The same rules apply for donuts. I often times will go to Dunkin’ Donuts because I fucking love coffee. As it happens, I like donuts, too. With their wide array of treats, I can pick and choose to customize them for my needs without doing much harm. FYI, the Munchkins have about 70 calories a piece. So with those, it’s pretty easy to make them fit. Again, I don’t keep donuts in the house. If I did, I would watch Supernatural and pound a dozen down with no questions asked. Binge eating on donuts seems like a good idea, but I assure you it isn’t.
So in addition to keeping myself accountable, I made it difficult to obtain things that might not be beneficial.
3. I keep my favorite things available.
Lately, I have been making overnight oats. If you don’t know, take some milk (any kind will do), protein powder, and oats and mix the shit out of them. Let sit overnight. Do this well, and you will get a nice soft concoction that resembles pudding. I use Fairlife Chocolate Milk and chocolate protein powder to make it extra delicious. The resultant mixture also has a fair amount of fiber, protein, carbs, and a bit of fat.
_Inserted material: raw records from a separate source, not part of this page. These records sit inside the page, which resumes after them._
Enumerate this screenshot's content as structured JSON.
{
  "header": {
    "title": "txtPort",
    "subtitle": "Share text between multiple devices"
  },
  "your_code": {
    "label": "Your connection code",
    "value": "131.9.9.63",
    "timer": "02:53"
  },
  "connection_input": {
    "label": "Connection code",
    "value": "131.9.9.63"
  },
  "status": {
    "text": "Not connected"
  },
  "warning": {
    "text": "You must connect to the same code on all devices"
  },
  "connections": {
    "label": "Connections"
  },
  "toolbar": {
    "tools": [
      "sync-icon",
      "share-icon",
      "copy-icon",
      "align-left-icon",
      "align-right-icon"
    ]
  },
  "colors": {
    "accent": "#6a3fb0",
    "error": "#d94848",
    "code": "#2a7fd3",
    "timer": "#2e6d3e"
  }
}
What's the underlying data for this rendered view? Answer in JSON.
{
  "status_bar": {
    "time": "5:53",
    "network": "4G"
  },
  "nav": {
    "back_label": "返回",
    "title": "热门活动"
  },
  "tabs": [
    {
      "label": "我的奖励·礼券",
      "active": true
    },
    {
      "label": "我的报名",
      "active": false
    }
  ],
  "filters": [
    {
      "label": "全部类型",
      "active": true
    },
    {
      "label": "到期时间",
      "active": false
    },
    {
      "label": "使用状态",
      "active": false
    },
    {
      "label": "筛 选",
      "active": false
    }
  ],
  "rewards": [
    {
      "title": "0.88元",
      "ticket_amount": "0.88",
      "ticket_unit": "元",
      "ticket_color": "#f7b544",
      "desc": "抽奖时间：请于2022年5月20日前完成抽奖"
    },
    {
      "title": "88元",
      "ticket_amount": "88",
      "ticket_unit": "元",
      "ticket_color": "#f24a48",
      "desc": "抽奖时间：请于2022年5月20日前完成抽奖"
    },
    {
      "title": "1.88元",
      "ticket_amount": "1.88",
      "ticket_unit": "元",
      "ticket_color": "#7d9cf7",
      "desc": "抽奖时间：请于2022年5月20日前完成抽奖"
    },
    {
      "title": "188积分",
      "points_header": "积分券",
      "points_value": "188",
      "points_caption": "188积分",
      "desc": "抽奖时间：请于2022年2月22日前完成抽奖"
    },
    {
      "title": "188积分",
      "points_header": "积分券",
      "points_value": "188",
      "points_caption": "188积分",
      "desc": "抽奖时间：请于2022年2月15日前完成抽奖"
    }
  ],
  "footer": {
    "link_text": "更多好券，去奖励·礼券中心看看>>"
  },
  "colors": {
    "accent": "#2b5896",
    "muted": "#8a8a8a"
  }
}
I make this daily and will continue to do so until I get tired of it.
Another favorite of mine: eggs. I keep eggs and egg whites on hand. With them, I will always have some sort of protein and/or fat to keep me busy. Keeping these things on hand is cheaper than going to a restaurant to get eggs as well. Plus, I don’t know if you have ever tried to, but it’s hard to binge on eggs and oatmeal. Not just difficult. It is hard. My contention is that they should make eating contests involve eggs and/or oatmeal instead of hotdogs. The winner would be the true champ. This alone would do well for anyone even if you didn’t have a problem with food, but you want to watch what you eat. That’s the self-regulation I mentioned earlier.
How do I deal with it now? I find that having to hit the numbers helps me not fuck myself up. I couldn’t tell you why. But If I know I will be at an event, I plan for it. Logging the food ahead of time helps. And knowing that I shouldn’t exceed certain things helps me to mitigate the actual portions at these events.
When we get our Vampire: The Masquerade games on, we usually coordinate dinner amongst us. I even budget for the alcohol (which usually amounts to about 1-3 ounces of bourbon). Same goes for date nights. Does it take a bit of effort? Of course. Unless you subscribe to the philosophy that nothing hard is worth doing. And if you do, “You just stick that guitar in the garage next to your short-wave radio, your karate outfit, and your unicycle, and we’ll go and watch TV.”
Men don’t often talk about topics like this. It’s a travesty. If we can’t be honest with ourselves about our psyche, then can we ever be so honest with anyone else?